Washington—Farmers and ranchers across the nation are getting bigger, but there are fewer, that's according to the USDA’s Census of Agriculture just released and reveals that the majority of US farms are family owned.

"We can all use the Census to tell the tremendous story of U.S. agriculture and how it is changing," U.S. Secretary of Agriculture Sonny Perdue said in a written statement.

The Census is a ground level snapshot of what’s going on in US agriculture.

“The Power of the census is the ability to visualize and understand important change for key topics in agriculture at the national, state and county level,” said Joe Parsons of the USDS Ag Statistics Board.

The 2017 Ag census covers a broad range of topics about crops, farmers, farms and contains more than 6 million unique pieces of data. Gems like two years ago American farms were not making money and farmers and ranchers are getting older, and smaller farms are selling out.

“There were 2.04 million farm and ranches, that's down 3.2 percent from 2012,” said Parsons who adds that there were roughly 900 million acres in the country devoted to agricultural uses.

“And its roughly made up of equal parts of permanent pasture and cropland each at about 400-million acres a piece and then about another 100 million that is woodland and other uses,” said Parsons.

The 2017 Ag census looked into what crops are being planted more, which crops were planted less compared to five years ago, important information for farmers and the changing ag demographic.
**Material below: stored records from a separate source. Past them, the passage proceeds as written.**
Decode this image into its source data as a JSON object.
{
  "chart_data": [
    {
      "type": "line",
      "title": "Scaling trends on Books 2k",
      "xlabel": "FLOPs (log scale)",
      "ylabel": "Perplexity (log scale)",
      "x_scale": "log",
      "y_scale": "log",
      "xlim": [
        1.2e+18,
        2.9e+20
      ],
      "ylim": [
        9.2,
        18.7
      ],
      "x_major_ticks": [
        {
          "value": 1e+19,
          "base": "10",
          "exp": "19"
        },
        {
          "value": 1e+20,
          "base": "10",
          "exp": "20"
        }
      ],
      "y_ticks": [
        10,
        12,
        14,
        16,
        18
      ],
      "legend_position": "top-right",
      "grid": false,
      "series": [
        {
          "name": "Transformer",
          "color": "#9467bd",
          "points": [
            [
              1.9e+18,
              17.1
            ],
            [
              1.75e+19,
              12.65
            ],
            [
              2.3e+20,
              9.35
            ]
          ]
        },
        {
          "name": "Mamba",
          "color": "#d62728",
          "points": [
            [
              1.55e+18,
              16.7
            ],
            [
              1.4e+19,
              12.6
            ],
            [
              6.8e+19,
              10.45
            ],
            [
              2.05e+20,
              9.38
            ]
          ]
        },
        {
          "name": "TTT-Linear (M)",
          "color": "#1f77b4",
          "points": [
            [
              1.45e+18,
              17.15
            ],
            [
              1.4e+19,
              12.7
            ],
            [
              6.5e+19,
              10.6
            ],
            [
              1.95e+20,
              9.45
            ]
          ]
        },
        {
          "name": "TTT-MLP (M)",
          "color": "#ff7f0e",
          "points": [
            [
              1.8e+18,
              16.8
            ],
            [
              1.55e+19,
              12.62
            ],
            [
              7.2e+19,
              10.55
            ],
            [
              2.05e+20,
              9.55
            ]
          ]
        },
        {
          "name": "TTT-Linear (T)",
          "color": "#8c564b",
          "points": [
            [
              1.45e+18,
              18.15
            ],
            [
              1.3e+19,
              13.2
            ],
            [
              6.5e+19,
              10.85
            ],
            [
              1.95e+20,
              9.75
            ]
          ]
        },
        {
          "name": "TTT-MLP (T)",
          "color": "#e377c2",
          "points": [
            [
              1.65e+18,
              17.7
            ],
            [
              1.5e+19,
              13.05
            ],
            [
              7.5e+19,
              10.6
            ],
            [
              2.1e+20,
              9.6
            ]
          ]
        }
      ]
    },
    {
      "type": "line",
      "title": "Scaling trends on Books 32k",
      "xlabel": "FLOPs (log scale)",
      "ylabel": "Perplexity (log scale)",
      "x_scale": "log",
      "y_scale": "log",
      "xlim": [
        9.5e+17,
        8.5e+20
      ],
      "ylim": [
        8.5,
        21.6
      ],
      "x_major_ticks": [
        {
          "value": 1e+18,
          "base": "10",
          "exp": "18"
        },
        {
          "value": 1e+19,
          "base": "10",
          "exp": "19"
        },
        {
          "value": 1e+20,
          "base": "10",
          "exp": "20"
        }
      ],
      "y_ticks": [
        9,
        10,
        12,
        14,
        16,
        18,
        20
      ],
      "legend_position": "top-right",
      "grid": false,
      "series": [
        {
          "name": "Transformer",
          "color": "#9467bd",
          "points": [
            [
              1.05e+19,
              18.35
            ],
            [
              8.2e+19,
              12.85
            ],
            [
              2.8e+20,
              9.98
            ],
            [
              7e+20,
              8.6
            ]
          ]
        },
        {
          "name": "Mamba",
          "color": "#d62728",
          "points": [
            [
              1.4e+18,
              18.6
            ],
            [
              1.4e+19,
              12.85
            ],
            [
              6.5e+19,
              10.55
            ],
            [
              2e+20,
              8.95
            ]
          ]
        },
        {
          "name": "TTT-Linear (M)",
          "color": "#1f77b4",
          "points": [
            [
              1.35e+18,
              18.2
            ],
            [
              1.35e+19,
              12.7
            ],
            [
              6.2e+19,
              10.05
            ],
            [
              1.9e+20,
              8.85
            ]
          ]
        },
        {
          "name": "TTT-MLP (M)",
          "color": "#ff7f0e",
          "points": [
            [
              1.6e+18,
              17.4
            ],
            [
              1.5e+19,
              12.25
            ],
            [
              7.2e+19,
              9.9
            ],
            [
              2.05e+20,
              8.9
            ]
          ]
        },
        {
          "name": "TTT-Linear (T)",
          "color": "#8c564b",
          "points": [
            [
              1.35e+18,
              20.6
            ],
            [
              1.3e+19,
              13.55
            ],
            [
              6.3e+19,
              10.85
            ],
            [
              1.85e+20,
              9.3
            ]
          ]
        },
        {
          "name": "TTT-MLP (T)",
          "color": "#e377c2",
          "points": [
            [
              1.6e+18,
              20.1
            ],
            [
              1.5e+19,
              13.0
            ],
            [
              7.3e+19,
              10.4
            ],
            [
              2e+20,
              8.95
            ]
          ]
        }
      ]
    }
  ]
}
With the 3 percent drop in farms from 2012.

“The number of farmers in the US decreased by more than 67-thousand farms, many in the mid-sized category 50-499 acres,” according to Parsons. “Looking back across the five year period the largest change in crop acres was in soybeans which were up 14 million acres in 2017 compared to 2012.”

This is the 29th Census of Agriculture, based on millions of responses by grassroots farmers across the nation.